Think Globally, Nuke Locally...

I think we're going to look back on the period 1989-2014 as "the years the locust have eaten," to wax Scriptural. And the reckoning for wasting that time is going to come with a frightful price tag.

editor said...

Richard Fox: Thoughtful comments. I, too, believe that nascent threats should be taken seriously. OUr biggest mistake (or sin) in the past decade-plus was conflating Iraq with GWOT. I believe that was done cynically by ne0o-cons seeking hubristically to reorder the Middle East. We kicked over a bad but stable regime and now reap the consequences. Same in Libya and less directly Syria.
The evil consequences of Iraq should not distort our view of how to respond to groups like ISIS. I reiterate that if the US had taken bin Laden's declaration of war seriously and had treated the attack on the USS Cole as the act of war that it was, we could have derailed the 9-11 attacks.
Suppressing terrorist threats is not the same thing as attempting to reorder the geopolitics of an entire region. One is necessary and doable, the other is imperial overreach.
Jim Cornelius

Unknown said...

Richard Fox: You warn Barry against extending a behavioral trait of one group to other groups, but you do the same thing when you extend to all Iraqis the opinions of the few with whom you worked. Doesn't the fact that those Iraqis were willing to see their political enemies tortured argue that other human groups are as aggressive as Americans?

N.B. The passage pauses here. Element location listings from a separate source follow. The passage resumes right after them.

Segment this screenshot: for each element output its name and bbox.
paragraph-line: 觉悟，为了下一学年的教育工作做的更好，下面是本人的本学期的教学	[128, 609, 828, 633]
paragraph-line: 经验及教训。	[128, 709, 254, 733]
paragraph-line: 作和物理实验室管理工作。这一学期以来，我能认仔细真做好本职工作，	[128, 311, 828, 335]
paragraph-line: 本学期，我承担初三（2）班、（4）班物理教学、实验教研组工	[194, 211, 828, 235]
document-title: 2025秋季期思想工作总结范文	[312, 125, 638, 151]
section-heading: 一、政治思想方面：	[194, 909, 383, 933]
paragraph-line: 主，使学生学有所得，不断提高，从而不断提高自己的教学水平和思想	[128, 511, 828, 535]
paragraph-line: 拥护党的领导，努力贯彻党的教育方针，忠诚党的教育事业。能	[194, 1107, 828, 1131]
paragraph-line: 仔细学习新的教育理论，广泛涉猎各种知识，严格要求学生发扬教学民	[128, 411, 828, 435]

You're ignoring an elephant in the room: the fact that terrorist groups are composed of non-Americans who hate us so much that they want to travel halfway around the world to kill us. Do you doubt that such people will respond aggressively to aggressive acts?

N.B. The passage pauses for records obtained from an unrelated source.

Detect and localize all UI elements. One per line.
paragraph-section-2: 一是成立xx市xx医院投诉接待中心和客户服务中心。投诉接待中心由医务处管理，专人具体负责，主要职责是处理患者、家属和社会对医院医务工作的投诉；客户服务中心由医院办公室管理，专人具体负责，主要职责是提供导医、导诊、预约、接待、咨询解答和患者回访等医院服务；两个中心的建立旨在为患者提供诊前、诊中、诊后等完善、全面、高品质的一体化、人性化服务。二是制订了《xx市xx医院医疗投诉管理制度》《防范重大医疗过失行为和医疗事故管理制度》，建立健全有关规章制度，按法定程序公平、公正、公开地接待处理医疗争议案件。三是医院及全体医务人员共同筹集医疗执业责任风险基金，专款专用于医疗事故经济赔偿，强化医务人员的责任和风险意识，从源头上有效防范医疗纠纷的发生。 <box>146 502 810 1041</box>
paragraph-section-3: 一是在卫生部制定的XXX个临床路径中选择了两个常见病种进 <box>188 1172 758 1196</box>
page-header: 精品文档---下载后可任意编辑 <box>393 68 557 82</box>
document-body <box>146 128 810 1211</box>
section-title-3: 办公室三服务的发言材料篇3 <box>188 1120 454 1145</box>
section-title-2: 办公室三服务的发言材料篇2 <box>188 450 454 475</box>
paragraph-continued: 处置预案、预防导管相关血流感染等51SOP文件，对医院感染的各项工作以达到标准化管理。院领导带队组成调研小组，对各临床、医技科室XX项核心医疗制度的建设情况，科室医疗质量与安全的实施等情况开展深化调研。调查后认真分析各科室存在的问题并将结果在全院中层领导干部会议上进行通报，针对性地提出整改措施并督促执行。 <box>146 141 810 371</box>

Do you mean to suggest that Japan, Germany, and South Korea became our allies _because_ we bombed them? That's how your statement reads. Perhaps that's not what you meant, but if you did, I want to point out that we didn't bomb South Korea, and as for your remaining two examples, they can be refuted with North Korea, Vietnam, and Laos, who did not become steadfast friends after we bombed them.

I don't understand your calling your colleagues' callous response to Abu Ghraib a "funny story"; I'll have to put that down to different worldviews. But let's swap out the players in your story to see if your conclusion holds water logically:

If Iraq invaded the USA and captured and tortured American soldiers and civilians, and an office full of American collaborators condoned it, would that make the torture okay with you? If it did, should the rest of America be bound by your personal opinion?

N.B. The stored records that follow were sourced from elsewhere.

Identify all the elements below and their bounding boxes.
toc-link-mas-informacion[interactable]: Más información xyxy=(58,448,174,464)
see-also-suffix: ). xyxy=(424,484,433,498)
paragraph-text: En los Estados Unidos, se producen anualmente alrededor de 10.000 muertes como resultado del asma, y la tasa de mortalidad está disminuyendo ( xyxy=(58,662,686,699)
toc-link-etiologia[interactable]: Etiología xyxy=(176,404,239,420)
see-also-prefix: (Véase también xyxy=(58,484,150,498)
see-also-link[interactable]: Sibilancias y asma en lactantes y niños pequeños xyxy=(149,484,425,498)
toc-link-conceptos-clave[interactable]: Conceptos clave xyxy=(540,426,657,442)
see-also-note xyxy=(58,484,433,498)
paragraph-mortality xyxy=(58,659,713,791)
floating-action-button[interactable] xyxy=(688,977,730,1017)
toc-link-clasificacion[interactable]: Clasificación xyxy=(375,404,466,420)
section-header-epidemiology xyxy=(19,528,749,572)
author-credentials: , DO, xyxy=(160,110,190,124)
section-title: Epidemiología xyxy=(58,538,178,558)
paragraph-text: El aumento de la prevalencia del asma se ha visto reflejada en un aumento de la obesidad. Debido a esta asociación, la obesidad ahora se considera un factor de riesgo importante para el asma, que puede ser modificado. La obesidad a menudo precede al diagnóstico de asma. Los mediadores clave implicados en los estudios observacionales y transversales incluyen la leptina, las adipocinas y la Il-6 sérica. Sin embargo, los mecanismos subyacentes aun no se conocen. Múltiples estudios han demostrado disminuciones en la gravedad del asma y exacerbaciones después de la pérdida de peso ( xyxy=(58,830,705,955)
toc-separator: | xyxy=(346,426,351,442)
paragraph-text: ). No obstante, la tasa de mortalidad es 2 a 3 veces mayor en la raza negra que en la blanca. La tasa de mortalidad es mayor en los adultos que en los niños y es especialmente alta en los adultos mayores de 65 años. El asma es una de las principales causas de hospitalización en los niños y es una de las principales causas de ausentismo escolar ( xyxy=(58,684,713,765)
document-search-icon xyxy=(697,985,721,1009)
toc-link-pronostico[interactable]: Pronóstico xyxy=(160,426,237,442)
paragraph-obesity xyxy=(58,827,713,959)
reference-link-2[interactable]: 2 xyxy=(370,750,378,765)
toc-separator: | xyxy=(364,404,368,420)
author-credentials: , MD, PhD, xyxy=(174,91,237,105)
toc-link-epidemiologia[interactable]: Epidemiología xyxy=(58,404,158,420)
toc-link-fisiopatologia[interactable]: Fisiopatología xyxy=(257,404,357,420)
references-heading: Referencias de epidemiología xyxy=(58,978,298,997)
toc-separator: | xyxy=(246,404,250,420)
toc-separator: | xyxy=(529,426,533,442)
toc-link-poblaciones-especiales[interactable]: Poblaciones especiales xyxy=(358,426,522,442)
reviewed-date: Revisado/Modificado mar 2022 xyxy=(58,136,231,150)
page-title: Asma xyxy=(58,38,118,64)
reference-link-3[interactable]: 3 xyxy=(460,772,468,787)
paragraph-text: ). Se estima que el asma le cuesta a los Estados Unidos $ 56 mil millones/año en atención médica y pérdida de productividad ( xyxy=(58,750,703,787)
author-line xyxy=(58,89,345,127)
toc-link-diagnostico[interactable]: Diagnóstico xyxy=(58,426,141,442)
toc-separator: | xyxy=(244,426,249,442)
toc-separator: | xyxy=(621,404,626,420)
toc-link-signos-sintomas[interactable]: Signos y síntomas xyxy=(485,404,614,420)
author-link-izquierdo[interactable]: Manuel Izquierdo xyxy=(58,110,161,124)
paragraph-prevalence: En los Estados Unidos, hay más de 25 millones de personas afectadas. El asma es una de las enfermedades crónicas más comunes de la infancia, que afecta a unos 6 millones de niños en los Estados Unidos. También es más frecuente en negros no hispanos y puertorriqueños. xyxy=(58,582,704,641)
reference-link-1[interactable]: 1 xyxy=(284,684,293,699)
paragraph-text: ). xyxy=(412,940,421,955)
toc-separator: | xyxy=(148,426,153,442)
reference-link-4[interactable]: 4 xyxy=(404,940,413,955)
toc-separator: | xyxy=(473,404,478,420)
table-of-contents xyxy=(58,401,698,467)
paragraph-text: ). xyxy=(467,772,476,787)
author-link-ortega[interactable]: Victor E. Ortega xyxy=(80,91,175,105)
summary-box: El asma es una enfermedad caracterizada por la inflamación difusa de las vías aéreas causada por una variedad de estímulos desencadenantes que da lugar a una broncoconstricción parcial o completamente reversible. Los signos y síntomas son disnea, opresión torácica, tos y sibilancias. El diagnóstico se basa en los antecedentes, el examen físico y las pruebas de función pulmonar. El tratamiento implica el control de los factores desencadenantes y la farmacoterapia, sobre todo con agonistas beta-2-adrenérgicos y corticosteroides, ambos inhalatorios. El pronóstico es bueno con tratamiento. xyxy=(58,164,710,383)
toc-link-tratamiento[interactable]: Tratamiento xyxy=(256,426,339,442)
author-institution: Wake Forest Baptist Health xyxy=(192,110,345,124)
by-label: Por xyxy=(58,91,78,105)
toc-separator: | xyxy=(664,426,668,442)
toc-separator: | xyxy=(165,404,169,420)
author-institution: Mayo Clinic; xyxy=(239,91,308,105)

I've addressed a couple of specific problems I see in your posts, but there's a general problem that dwarfs them all: One man's anecdotal evidence and personal opinions cannot stand in the balance against a $4 trillion price tag (2014 Brown University estimate of the cost of the Iraq War). The only way to spend that kind of money is to do what everyone does when they make a large purchase, whether it's done only mentally or with spreadsheets and a team of accountants: take a sheet of paper, draw a line down the middle, and write the costs on one side and the benefits on the other. Then compare them, and invite everyone affected to compare them. And when it comes time to determine the value of the deaths and displacement of hundreds of thousands of human beings and the erosion of America's ethical reputation, the opinion of every person paying (taxes) for that operation must be counted equally.